International Municipal Lawyers Association, National League of Cities, U.S. Conference of Mayors, International City/County Management Association, and Santa Clara County (CA)
January 29, 2018
This brief argues that the boundaries of cities and local governments should be considered in the redistricting process because voters will be more informed and representatives will better know the needs of the district if communities are not split into many districts. Amici also state that clear standards for a partisan gerrymandering claim, outlined by the Supreme Court, would dramatically help mapmakers following the 2020 census. There is already an established claim for racial gerrymandering and there is no reason there should not be one for political gerrymandering as well.
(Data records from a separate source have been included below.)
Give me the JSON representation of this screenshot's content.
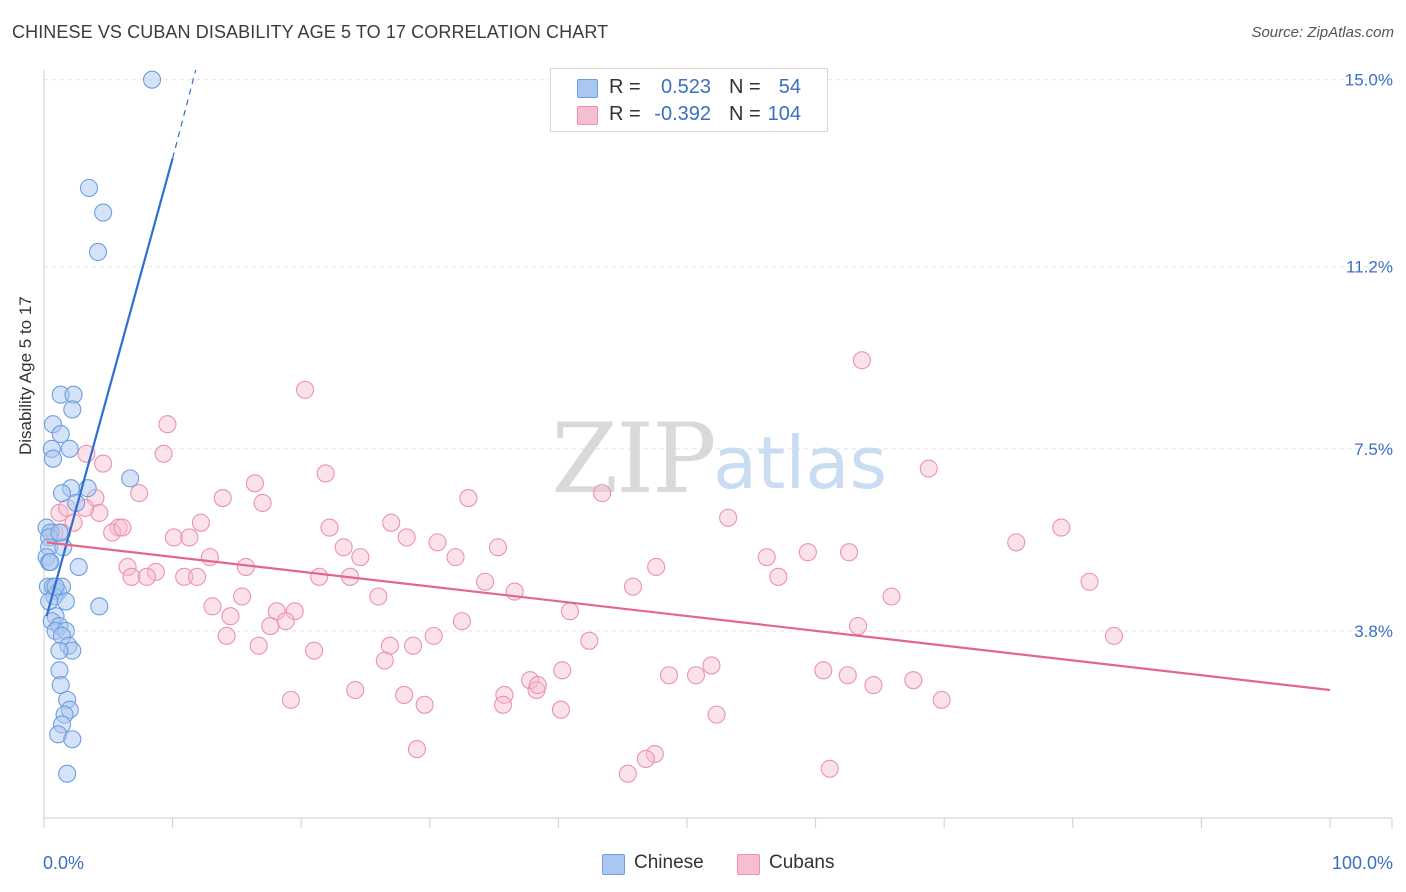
{
  "header": {
    "title": "CHINESE VS CUBAN DISABILITY AGE 5 TO 17 CORRELATION CHART",
    "source": "Source: ZipAtlas.com"
  },
  "watermark": {
    "zip": "ZIP",
    "atlas": "atlas"
  },
  "legend": {
    "rows": [
      {
        "r_label": "R =",
        "r_value": "0.523",
        "n_label": "N =",
        "n_value": "54"
      },
      {
        "r_label": "R =",
        "r_value": "-0.392",
        "n_label": "N =",
        "n_value": "104"
      }
    ],
    "bottom": [
      "Chinese",
      "Cubans"
    ]
  },
  "colors": {
    "chinese_fill": "#a9c7f0",
    "chinese_stroke": "#6f9ee0",
    "chinese_line": "#2f6fd1",
    "cubans_fill": "#f6bfd0",
    "cubans_stroke": "#eb92b0",
    "cubans_line": "#e2668f",
    "tick_label": "#3a6fc4",
    "grid": "#e2e2e2"
  },
  "chart_data": {
    "type": "scatter",
    "title": "CHINESE VS CUBAN DISABILITY AGE 5 TO 17 CORRELATION CHART",
    "xlabel": "",
    "ylabel": "Disability Age 5 to 17",
    "xlim": [
      0,
      100
    ],
    "ylim": [
      0,
      15.4
    ],
    "x_tick_labels": [
      "0.0%",
      "100.0%"
    ],
    "y_ticks": [
      3.8,
      7.5,
      11.2,
      15.0
    ],
    "y_tick_labels": [
      "3.8%",
      "7.5%",
      "11.2%",
      "15.0%"
    ],
    "grid": true,
    "series": [
      {
        "name": "Chinese",
        "r": 0.523,
        "n": 54,
        "trend": {
          "x0": 0.2,
          "y0": 4.1,
          "x1": 10.0,
          "y1": 13.4,
          "dash_x1": 11.8,
          "dash_y1": 15.2
        },
        "points": [
          [
            8.4,
            15.0
          ],
          [
            3.5,
            12.8
          ],
          [
            4.6,
            12.3
          ],
          [
            4.2,
            11.5
          ],
          [
            1.3,
            8.6
          ],
          [
            2.3,
            8.6
          ],
          [
            2.2,
            8.3
          ],
          [
            0.7,
            8.0
          ],
          [
            1.3,
            7.8
          ],
          [
            0.6,
            7.5
          ],
          [
            2.0,
            7.5
          ],
          [
            0.7,
            7.3
          ],
          [
            6.7,
            6.9
          ],
          [
            2.1,
            6.7
          ],
          [
            3.4,
            6.7
          ],
          [
            1.4,
            6.6
          ],
          [
            0.2,
            5.9
          ],
          [
            0.5,
            5.8
          ],
          [
            0.4,
            5.7
          ],
          [
            0.4,
            5.5
          ],
          [
            1.5,
            5.5
          ],
          [
            0.2,
            5.3
          ],
          [
            0.4,
            5.2
          ],
          [
            2.7,
            5.1
          ],
          [
            0.3,
            4.7
          ],
          [
            0.7,
            4.7
          ],
          [
            1.1,
            4.6
          ],
          [
            1.4,
            4.7
          ],
          [
            0.8,
            4.5
          ],
          [
            0.4,
            4.4
          ],
          [
            1.7,
            4.4
          ],
          [
            4.3,
            4.3
          ],
          [
            0.9,
            4.1
          ],
          [
            0.6,
            4.0
          ],
          [
            1.2,
            3.9
          ],
          [
            0.9,
            3.8
          ],
          [
            1.7,
            3.8
          ],
          [
            1.4,
            3.7
          ],
          [
            1.9,
            3.5
          ],
          [
            2.2,
            3.4
          ],
          [
            1.2,
            3.4
          ],
          [
            1.2,
            3.0
          ],
          [
            1.3,
            2.7
          ],
          [
            1.8,
            2.4
          ],
          [
            2.0,
            2.2
          ],
          [
            1.6,
            2.1
          ],
          [
            1.4,
            1.9
          ],
          [
            1.1,
            1.7
          ],
          [
            2.2,
            1.6
          ],
          [
            1.8,
            0.9
          ],
          [
            0.5,
            5.2
          ],
          [
            0.9,
            4.7
          ],
          [
            1.2,
            5.8
          ],
          [
            2.5,
            6.4
          ]
        ]
      },
      {
        "name": "Cubans",
        "r": -0.392,
        "n": 104,
        "trend": {
          "x0": 0.2,
          "y0": 5.6,
          "x1": 100.0,
          "y1": 2.6
        },
        "points": [
          [
            63.6,
            9.3
          ],
          [
            20.3,
            8.7
          ],
          [
            9.6,
            8.0
          ],
          [
            3.3,
            7.4
          ],
          [
            9.3,
            7.4
          ],
          [
            4.6,
            7.2
          ],
          [
            21.9,
            7.0
          ],
          [
            68.8,
            7.1
          ],
          [
            16.4,
            6.8
          ],
          [
            7.4,
            6.6
          ],
          [
            4.0,
            6.5
          ],
          [
            13.9,
            6.5
          ],
          [
            17.0,
            6.4
          ],
          [
            33.0,
            6.5
          ],
          [
            43.4,
            6.6
          ],
          [
            1.2,
            6.2
          ],
          [
            1.8,
            6.3
          ],
          [
            4.3,
            6.2
          ],
          [
            2.3,
            6.0
          ],
          [
            12.2,
            6.0
          ],
          [
            22.2,
            5.9
          ],
          [
            27.0,
            6.0
          ],
          [
            53.2,
            6.1
          ],
          [
            79.1,
            5.9
          ],
          [
            0.8,
            5.8
          ],
          [
            5.8,
            5.9
          ],
          [
            5.3,
            5.8
          ],
          [
            1.4,
            5.8
          ],
          [
            10.1,
            5.7
          ],
          [
            11.3,
            5.7
          ],
          [
            28.2,
            5.7
          ],
          [
            30.6,
            5.6
          ],
          [
            75.6,
            5.6
          ],
          [
            35.3,
            5.5
          ],
          [
            12.9,
            5.3
          ],
          [
            24.6,
            5.3
          ],
          [
            32.0,
            5.3
          ],
          [
            56.2,
            5.3
          ],
          [
            59.4,
            5.4
          ],
          [
            62.6,
            5.4
          ],
          [
            6.5,
            5.1
          ],
          [
            8.7,
            5.0
          ],
          [
            15.7,
            5.1
          ],
          [
            47.6,
            5.1
          ],
          [
            6.8,
            4.9
          ],
          [
            8.0,
            4.9
          ],
          [
            10.9,
            4.9
          ],
          [
            11.9,
            4.9
          ],
          [
            21.4,
            4.9
          ],
          [
            23.8,
            4.9
          ],
          [
            34.3,
            4.8
          ],
          [
            57.1,
            4.9
          ],
          [
            81.3,
            4.8
          ],
          [
            45.8,
            4.7
          ],
          [
            36.6,
            4.6
          ],
          [
            15.4,
            4.5
          ],
          [
            26.0,
            4.5
          ],
          [
            65.9,
            4.5
          ],
          [
            13.1,
            4.3
          ],
          [
            18.1,
            4.2
          ],
          [
            19.5,
            4.2
          ],
          [
            40.9,
            4.2
          ],
          [
            14.5,
            4.1
          ],
          [
            18.8,
            4.0
          ],
          [
            32.5,
            4.0
          ],
          [
            63.3,
            3.9
          ],
          [
            17.6,
            3.9
          ],
          [
            30.3,
            3.7
          ],
          [
            14.2,
            3.7
          ],
          [
            42.4,
            3.6
          ],
          [
            83.2,
            3.7
          ],
          [
            16.7,
            3.5
          ],
          [
            21.0,
            3.4
          ],
          [
            26.9,
            3.5
          ],
          [
            28.7,
            3.5
          ],
          [
            51.9,
            3.1
          ],
          [
            48.6,
            2.9
          ],
          [
            40.3,
            3.0
          ],
          [
            37.8,
            2.8
          ],
          [
            62.5,
            2.9
          ],
          [
            26.5,
            3.2
          ],
          [
            67.6,
            2.8
          ],
          [
            28.0,
            2.5
          ],
          [
            38.3,
            2.6
          ],
          [
            50.7,
            2.9
          ],
          [
            19.2,
            2.4
          ],
          [
            24.2,
            2.6
          ],
          [
            35.8,
            2.5
          ],
          [
            64.5,
            2.7
          ],
          [
            69.8,
            2.4
          ],
          [
            29.6,
            2.3
          ],
          [
            40.2,
            2.2
          ],
          [
            52.3,
            2.1
          ],
          [
            35.7,
            2.3
          ],
          [
            29.0,
            1.4
          ],
          [
            47.5,
            1.3
          ],
          [
            46.8,
            1.2
          ],
          [
            45.4,
            0.9
          ],
          [
            61.1,
            1.0
          ],
          [
            60.6,
            3.0
          ],
          [
            6.1,
            5.9
          ],
          [
            3.2,
            6.3
          ],
          [
            38.4,
            2.7
          ],
          [
            23.3,
            5.5
          ]
        ]
      }
    ]
  }
}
The local government leaders and experts add that “mapmakers who engage in partisan gerrymandering possess the ability to swing the ideology of a state’s congressional delegation dramatically, all without changing the mind of a single voter.” As a result, the congressional delegation clearly does not accurately represent the views of the people back home.
“Whether the Court decides to ground partisan gerrymandering claims in the First Amendment, the Equal Protection Clause, or both, everyone readily understands that the Constitution prohibits the government from infringing the right to vote, from singling out citizens for disfavor based on their views, and from enacting laws that target particular groups of citizens for no reason other than disapproving their political beliefs.”
“Whether one is a Maryland Republican or a North Carolina Democrat, gerrymandering strips disfavored voters of the opportunity to have their unique voice heard in the halls of Congress.”